The main ways to check your appliances’ energy efficiency are to look for labels and ratings and to calculate actual electricity consumption by using a meter. Neither method is terribly difficult, but you’ll need some key details to examine your appliances safely.
Check the external surfaces of your appliance, and the doors, for an ENERGY STAR® label. This is the most common energy efficiency label on an appliance, and there are several subtypes:
A standard ENERGY STAR label means the appliance meets the minimum requirements of this federal program.
An appliance with the “Save More” ENERGY STAR label is more efficient than a standard-labeled one.
An appliance with the “Most Efficient” ENERGY STAR label is—you guessed it—the most efficient.
There’s also an appliance energy efficiency tier rating from the Consortium for Energy Efficiency (CEE), a reputable organization. If your appliance has this label, here’s a quick reference for the tiers:
CEE Tier 1 is the equivalent of a standard ENERGY STAR rating, which means it meets minimum requirements for efficiency.
CEE Tiers 2, 3, and 4 are more efficient than Tier 1. They’re all in the range of ENERGY STAR’s “Save More” standards.
CEE Advanced Tier is the most efficient and matches ENERGY STAR’s “Most Efficient” standards.
Related Topic: Energy Saving Tips
Look for the Energy Guide sticker on your appliance first, which is present on most units.
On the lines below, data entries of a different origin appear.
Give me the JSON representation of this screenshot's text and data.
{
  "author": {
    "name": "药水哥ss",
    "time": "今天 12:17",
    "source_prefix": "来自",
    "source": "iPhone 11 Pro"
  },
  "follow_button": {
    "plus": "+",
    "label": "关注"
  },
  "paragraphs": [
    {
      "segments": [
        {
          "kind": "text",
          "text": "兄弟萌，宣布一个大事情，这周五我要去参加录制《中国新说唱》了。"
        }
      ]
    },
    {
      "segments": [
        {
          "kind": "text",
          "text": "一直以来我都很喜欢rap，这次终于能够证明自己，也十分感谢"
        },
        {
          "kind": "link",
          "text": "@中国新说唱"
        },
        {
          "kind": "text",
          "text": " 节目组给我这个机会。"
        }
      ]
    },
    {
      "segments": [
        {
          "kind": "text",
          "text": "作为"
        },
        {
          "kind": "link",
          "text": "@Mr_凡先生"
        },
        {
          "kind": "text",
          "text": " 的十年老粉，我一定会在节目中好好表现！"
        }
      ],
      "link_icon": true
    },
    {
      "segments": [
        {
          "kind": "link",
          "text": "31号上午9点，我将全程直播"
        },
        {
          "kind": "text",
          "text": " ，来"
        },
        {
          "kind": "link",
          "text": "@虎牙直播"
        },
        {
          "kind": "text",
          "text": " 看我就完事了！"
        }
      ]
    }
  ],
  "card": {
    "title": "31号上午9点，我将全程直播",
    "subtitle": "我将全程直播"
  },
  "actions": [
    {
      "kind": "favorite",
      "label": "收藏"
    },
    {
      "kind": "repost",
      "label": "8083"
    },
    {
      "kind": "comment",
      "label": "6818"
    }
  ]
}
This sticker displays the appliance’s average energy consumption in kilowatt-hours (kWh), as well as the average annual energy cost in US dollars. You can also do a simple calculation based on the wattage that’s listed on your appliance’s Underwriter’s Laboratory (UL) label. If that label shows amps or volts instead of watts, you’ll need to do a quick conversion before using the two formulas below.
(wattage × hours used per day) ÷ 1000 = daily kilowatt-hours consumed
daily kilowatt-hours consumed × days per year you use this appliance = annual energy consumption
If you want to calculate the energy cost for an appliance, you’ll need to know your electricity cost per kilowatt-hours, which you can discuss with your utility provider. After you have this figure, multiply it by your annual energy consumption (in kWh) to see your approximate annual cost.